Why Can Large Language Models Generate Correct Chain-of-Thoughts?
Rasul Tutunov, Antoine Grosnit, Juliusz Ziomek, Jun Wang, Haitham Bou-Ammar
TL;DR
The paper develops a theoretical framework to explain why large language models can generate correct chain-of-thoughts via few-shot prompting. It introduces a two-level hierarchical latent language framework that models evolving contexts and intentions and proves a geometric convergence bound showing that the discrepancy between LLM-CoT likelihood and true-language CoT likelihood decays with the number of CoT exemplars. The key result formalizes how CoT exemplars help the model infer the underlying reasoning context, with the rate of decay governed by language ambiguity and, in extensions, context priors. The work provides principled guidance for designing CoT prompts and sheds light on the conditions under which CoT prompting yields reliable step-by-step reasoning, while outlining concrete future directions for empirical validation and broader prompting strategies.
Abstract
This paper delves into the capabilities of large language models (LLMs), specifically focusing on advancing the theoretical comprehension of chain-of-thought prompting.
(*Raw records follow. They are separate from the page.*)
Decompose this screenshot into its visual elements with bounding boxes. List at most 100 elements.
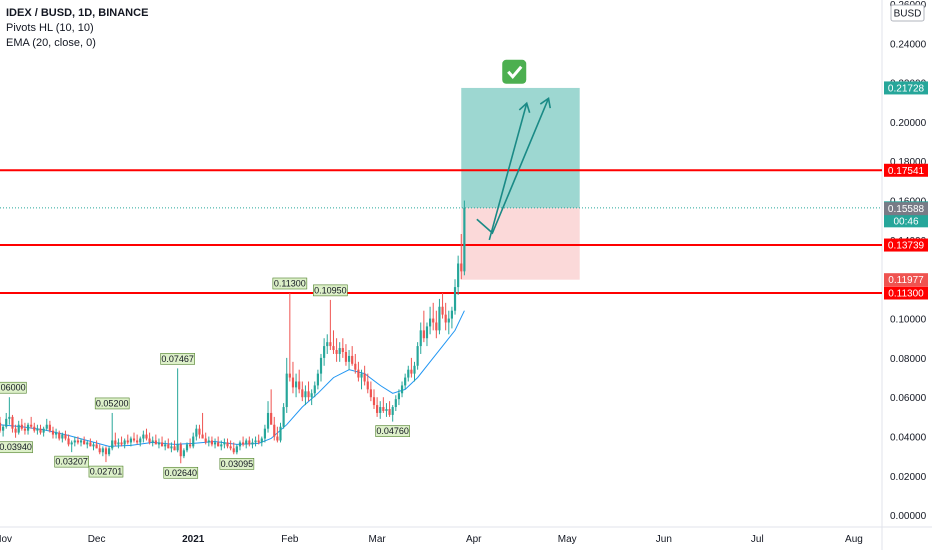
currency-badge[interactable] xyxy=(890,4,925,22)
stop-zone xyxy=(461,207,580,280)
pivot-label: 0.02701 xyxy=(90,467,123,477)
candle-body xyxy=(266,412,270,429)
candle-body xyxy=(285,373,288,408)
target-zone xyxy=(461,87,580,208)
candle-body xyxy=(142,434,145,439)
candle-body xyxy=(329,342,332,347)
candle-body xyxy=(14,428,17,433)
candle-body xyxy=(70,442,73,445)
candle-body xyxy=(242,442,245,445)
candle-body xyxy=(164,444,167,447)
arrow-head xyxy=(539,96,552,109)
x-tick-label: Aug xyxy=(845,534,863,545)
x-tick-label: Apr xyxy=(466,534,482,545)
candle-body xyxy=(129,438,132,443)
candle-body xyxy=(435,322,438,331)
pivot-label-box xyxy=(272,277,308,290)
candle-body xyxy=(388,409,391,415)
arrow-head xyxy=(518,101,531,114)
y-tick-label: 0.06000 xyxy=(890,393,927,404)
candle-body xyxy=(154,440,157,445)
candle-body xyxy=(453,287,457,311)
candle-body xyxy=(123,440,126,445)
candle-body xyxy=(235,446,238,453)
candle-body xyxy=(192,436,195,447)
candle-body xyxy=(145,434,148,439)
y-tick-label: 0.08000 xyxy=(890,354,927,365)
candle-body xyxy=(51,430,55,435)
candle-body xyxy=(444,314,447,323)
candle-body xyxy=(416,346,419,366)
candle-body xyxy=(48,424,51,431)
candle-body xyxy=(298,381,301,390)
candle-body xyxy=(189,444,192,447)
candle-body xyxy=(83,440,86,445)
chart-legend: IDEX / BUSD, 1D, BINANCE Pivots HL (10, … xyxy=(6,6,148,51)
candle-body xyxy=(438,306,441,331)
candle-body xyxy=(316,373,319,386)
candle-body xyxy=(425,326,429,339)
candle-body xyxy=(372,397,376,406)
candle-body xyxy=(397,393,401,400)
candle-body xyxy=(73,440,76,443)
candle-body xyxy=(376,405,379,413)
candle-body xyxy=(176,444,179,451)
candle-body xyxy=(76,440,80,443)
candle-body xyxy=(64,434,67,439)
candle-body xyxy=(23,428,27,431)
candle-body xyxy=(288,373,291,378)
candle-body xyxy=(319,357,323,374)
pivot-label: 0.02640 xyxy=(164,468,197,478)
candle-body xyxy=(36,428,39,431)
candle-body xyxy=(79,440,83,443)
pivot-label-box xyxy=(163,466,199,479)
candle-body xyxy=(132,438,136,441)
candle-body xyxy=(404,377,407,386)
candle-body xyxy=(232,448,235,453)
candle-body xyxy=(95,444,98,449)
price-tag-label: 0.21728 xyxy=(888,83,925,94)
candle-body xyxy=(11,416,14,429)
candle-body xyxy=(107,448,111,455)
candle-body xyxy=(379,407,382,413)
candle-body xyxy=(385,409,388,411)
candle-body xyxy=(363,373,366,382)
price-tag xyxy=(884,163,928,177)
candle-body xyxy=(351,355,354,364)
candle-body xyxy=(251,442,254,445)
candle-body xyxy=(5,418,8,427)
candle-body xyxy=(120,442,123,445)
candle-body xyxy=(369,389,372,398)
candle-body xyxy=(382,407,385,411)
candle-body xyxy=(185,444,189,451)
candle-body xyxy=(394,399,397,408)
candle-body xyxy=(276,436,279,441)
candle-body xyxy=(39,428,42,433)
candle-body xyxy=(310,393,313,398)
x-tick-label: May xyxy=(558,534,577,545)
candle-body xyxy=(213,442,217,445)
candle-body xyxy=(42,428,45,433)
candle-body xyxy=(157,442,161,445)
candle-body xyxy=(198,428,201,435)
pivot-label-box xyxy=(219,458,255,470)
candle-body xyxy=(457,263,460,288)
checkmark-icon xyxy=(502,59,527,84)
candle-body xyxy=(86,442,89,445)
candle-body xyxy=(304,391,307,398)
projection-arrow xyxy=(488,103,528,241)
candle-body xyxy=(229,446,232,449)
candle-body xyxy=(344,351,348,362)
candle-body xyxy=(204,438,207,443)
pivot-label-box xyxy=(0,381,27,394)
candle-body xyxy=(33,426,36,431)
candle-body xyxy=(332,346,335,351)
candle-body xyxy=(291,377,295,388)
y-tick-label: 0.10000 xyxy=(890,315,927,326)
y-tick-label: 0.18000 xyxy=(890,157,927,168)
candle-body xyxy=(220,444,223,447)
candle-body xyxy=(58,432,61,439)
candle-body xyxy=(2,426,5,431)
candle-body xyxy=(257,440,260,443)
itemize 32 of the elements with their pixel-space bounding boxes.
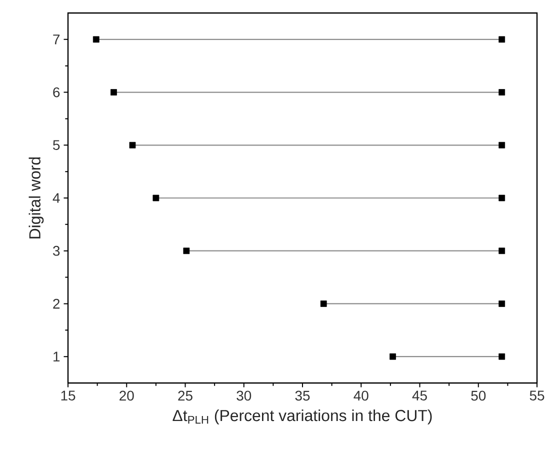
y-tick-label: 6 [53,87,60,98]
y-tick-label: 1 [54,352,60,362]
x-tick-label: 45 [412,390,427,401]
x-tick-label: 20 [120,390,134,401]
point [129,142,136,148]
y-tick-label: 2 [53,298,60,309]
y-tick-label: 3 [53,246,60,256]
point [498,300,506,307]
point [110,89,117,96]
x-tick-label: 40 [354,390,368,401]
point [498,353,506,360]
point [498,89,506,96]
x-tick-label: 35 [295,390,310,401]
x-tick-label: 55 [530,390,544,401]
point [498,36,506,43]
point [390,353,396,360]
x-tick-label: 30 [236,390,252,401]
y-axis-title: Digital word [28,157,44,238]
x-axis-title: Δt$_{PLH}$ (Percent variations in the CUT) [172,409,432,424]
x-tick-label: 15 [61,390,76,401]
y-tick-label: 4 [52,193,60,203]
point [92,36,100,43]
x-tick-label: 25 [178,390,192,401]
y-tick-label: 7 [53,34,60,44]
point [498,248,506,254]
point [183,248,190,254]
point [498,142,506,148]
point [152,194,160,202]
x-tick-label: 50 [471,390,486,401]
point [320,300,327,307]
point [498,194,506,202]
y-tick-label: 5 [53,140,60,150]
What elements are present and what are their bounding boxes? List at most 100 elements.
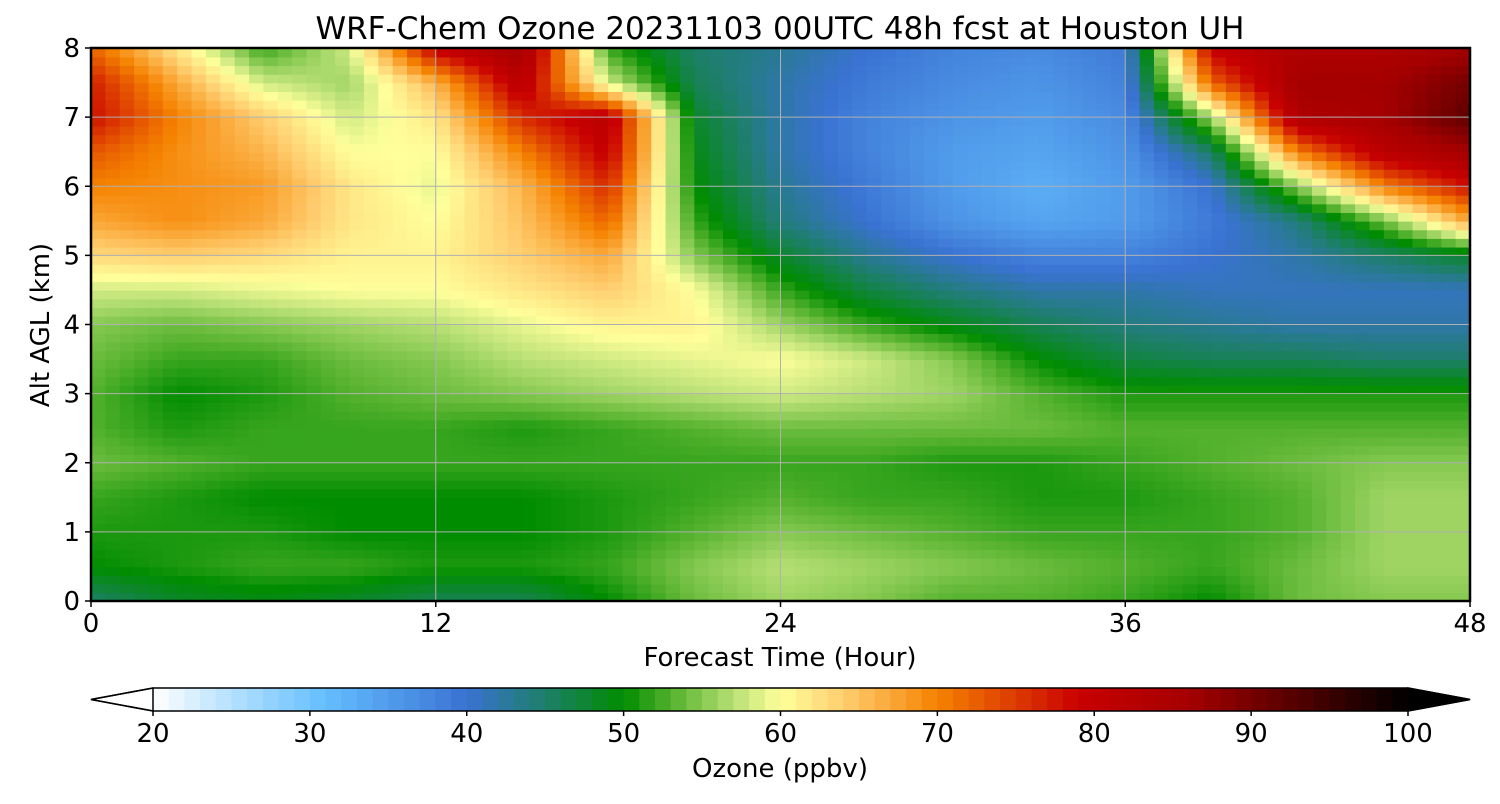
heatmap-cell bbox=[579, 557, 595, 568]
heatmap-cell bbox=[823, 324, 839, 334]
heatmap-cell bbox=[521, 194, 538, 205]
heatmap-cell bbox=[1139, 557, 1155, 568]
heatmap-cell bbox=[909, 367, 925, 378]
heatmap-cell bbox=[306, 264, 322, 274]
heatmap-cell bbox=[981, 238, 997, 248]
heatmap-cell bbox=[407, 255, 423, 265]
heatmap-cell bbox=[852, 471, 868, 481]
heatmap-cell bbox=[1110, 505, 1127, 516]
heatmap-cell bbox=[464, 566, 480, 576]
heatmap-cell bbox=[1096, 315, 1112, 326]
heatmap-cell bbox=[837, 583, 854, 594]
heatmap-cell bbox=[392, 246, 408, 257]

We investigate how LLMs can be effectively induced to generate a coherent chain of thoughts. To achieve this, we introduce a two-level hierarchical graphical model tailored for natural language generation. Within this framework, we establish a compelling geometrical convergence rate that gauges the likelihood of an LLM-generated chain of thoughts compared to those originating from the true language. Our findings provide a theoretical justification for the ability of LLMs to produce the correct sequence of thoughts (potentially) explaining performance gains in tasks demanding reasoning skills.